A theoretical model can introduce a hypothesis on how a biological system functions, or even, how it ought to function. It may not even need detailed experimental data, i.e. experiments and measurements, but it certainly needs observations and outcomes. It should be specific enough to spur new experiments in order to verify the hypothesis.
In contrast to Popper, a hypothetical model should not be easily falsifiable. If that were the case, it would probably be an uninteresting, highly specific model, for which experiments can be easily performed to falsify the model. A theoretical model should be general enough to explain many previous observations and open up possibilities for many new experiments, which support, modify and refine the model. The model may still be wrong, but at least it is interesting.
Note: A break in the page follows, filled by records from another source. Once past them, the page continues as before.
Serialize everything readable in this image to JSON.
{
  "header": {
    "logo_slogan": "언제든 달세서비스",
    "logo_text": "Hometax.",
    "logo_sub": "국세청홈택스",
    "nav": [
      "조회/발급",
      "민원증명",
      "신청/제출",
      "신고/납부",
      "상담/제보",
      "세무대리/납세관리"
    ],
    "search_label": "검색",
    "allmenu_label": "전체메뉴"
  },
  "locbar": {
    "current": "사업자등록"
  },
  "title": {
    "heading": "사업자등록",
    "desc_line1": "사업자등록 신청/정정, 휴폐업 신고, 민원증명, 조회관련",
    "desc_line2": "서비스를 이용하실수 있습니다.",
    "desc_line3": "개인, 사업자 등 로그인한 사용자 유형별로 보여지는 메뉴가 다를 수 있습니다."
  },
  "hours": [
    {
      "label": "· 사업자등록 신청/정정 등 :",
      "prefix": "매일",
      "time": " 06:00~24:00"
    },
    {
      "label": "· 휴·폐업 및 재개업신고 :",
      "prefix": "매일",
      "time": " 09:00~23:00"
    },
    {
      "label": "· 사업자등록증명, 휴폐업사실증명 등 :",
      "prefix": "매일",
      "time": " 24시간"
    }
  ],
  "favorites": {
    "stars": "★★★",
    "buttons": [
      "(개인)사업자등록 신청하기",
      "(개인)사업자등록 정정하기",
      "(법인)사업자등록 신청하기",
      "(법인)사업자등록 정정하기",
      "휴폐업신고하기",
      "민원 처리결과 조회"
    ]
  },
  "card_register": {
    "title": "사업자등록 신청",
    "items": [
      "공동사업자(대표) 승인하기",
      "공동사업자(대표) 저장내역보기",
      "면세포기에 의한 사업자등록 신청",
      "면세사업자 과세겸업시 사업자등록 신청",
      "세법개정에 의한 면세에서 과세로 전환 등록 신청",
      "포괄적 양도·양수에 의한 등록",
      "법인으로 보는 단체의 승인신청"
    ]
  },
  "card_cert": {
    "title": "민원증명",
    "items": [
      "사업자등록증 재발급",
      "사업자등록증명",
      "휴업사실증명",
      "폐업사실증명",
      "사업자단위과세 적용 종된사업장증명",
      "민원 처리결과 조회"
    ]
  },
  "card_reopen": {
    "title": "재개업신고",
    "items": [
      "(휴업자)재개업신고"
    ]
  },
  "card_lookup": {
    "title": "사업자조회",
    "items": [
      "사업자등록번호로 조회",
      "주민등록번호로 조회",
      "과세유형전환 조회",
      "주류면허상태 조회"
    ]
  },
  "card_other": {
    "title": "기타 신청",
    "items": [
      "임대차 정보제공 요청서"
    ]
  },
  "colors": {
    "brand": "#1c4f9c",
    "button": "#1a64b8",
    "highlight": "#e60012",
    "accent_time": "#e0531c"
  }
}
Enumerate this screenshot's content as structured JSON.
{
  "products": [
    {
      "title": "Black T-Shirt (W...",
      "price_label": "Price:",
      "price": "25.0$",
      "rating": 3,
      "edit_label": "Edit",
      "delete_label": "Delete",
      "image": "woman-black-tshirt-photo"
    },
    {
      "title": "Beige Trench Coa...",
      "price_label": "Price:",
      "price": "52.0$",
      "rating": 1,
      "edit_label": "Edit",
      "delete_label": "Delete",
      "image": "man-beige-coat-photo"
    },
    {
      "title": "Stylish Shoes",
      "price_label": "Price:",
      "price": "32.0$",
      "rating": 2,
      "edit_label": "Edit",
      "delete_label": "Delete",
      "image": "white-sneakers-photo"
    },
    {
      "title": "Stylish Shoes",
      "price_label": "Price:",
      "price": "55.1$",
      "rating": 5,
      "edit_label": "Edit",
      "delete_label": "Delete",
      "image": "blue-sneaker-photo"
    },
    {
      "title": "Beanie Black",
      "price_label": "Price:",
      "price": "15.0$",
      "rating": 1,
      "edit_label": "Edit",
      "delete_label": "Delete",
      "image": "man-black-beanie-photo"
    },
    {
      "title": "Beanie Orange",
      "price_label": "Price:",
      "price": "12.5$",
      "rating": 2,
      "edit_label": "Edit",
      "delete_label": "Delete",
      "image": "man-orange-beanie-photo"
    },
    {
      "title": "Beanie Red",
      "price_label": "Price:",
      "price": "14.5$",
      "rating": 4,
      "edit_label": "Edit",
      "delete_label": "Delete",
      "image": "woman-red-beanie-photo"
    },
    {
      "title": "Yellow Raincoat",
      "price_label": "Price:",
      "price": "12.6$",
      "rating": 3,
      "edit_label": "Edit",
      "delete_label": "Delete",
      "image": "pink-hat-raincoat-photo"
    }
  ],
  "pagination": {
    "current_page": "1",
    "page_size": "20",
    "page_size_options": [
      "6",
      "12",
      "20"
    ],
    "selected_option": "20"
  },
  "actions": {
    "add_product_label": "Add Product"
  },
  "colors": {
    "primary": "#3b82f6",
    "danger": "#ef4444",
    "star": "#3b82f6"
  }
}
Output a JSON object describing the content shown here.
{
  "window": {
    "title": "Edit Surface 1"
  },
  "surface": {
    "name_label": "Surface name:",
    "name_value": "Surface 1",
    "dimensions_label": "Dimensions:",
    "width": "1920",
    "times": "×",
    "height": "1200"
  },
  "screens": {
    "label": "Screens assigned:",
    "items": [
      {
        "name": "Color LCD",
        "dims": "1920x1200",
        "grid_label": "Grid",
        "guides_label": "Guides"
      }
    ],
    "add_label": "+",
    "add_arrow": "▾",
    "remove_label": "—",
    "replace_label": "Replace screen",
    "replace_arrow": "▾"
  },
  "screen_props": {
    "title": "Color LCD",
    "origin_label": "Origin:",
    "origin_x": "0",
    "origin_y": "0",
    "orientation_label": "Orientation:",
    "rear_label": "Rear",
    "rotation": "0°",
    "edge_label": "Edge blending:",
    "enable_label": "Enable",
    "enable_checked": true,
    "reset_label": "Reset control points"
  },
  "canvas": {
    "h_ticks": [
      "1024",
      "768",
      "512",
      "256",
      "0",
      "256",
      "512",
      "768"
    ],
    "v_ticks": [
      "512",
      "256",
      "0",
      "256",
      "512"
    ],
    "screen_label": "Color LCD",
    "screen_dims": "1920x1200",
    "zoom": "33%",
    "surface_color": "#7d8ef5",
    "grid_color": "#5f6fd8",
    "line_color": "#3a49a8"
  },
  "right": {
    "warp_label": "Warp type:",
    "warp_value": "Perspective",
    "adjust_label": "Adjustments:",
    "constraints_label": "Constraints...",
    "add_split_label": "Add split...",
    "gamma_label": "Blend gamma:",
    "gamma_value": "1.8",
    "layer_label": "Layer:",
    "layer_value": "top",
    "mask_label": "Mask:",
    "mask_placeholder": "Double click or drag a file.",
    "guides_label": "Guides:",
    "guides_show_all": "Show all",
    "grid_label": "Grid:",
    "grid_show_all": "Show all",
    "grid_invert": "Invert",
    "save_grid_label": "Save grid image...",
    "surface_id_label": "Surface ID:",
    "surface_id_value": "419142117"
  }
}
It should not be easy to decide which of several hypothetical models covers the complex biological reality best. But if we do not have models of this kind, and level of generality, we cannot guide our research towards progress in answering pressing needs in society, such as in medicine. We then have to work with old, outdated models and are condemned to accumulate larger and larger amounts of individual facts for which there is no use. Those facts form a continuum without a clear hierarchy, and they become quickly obsolete and repetitive, unless they are stored in machine-readable format, where they become part of data-driven analysis, no matter their quality and significance. In principle, such data can be accumulated and rediscovered by theoreticians which look for confirmation of a model. But they only have significance after the model exists.
Theories are created, they cannot be deduced from data.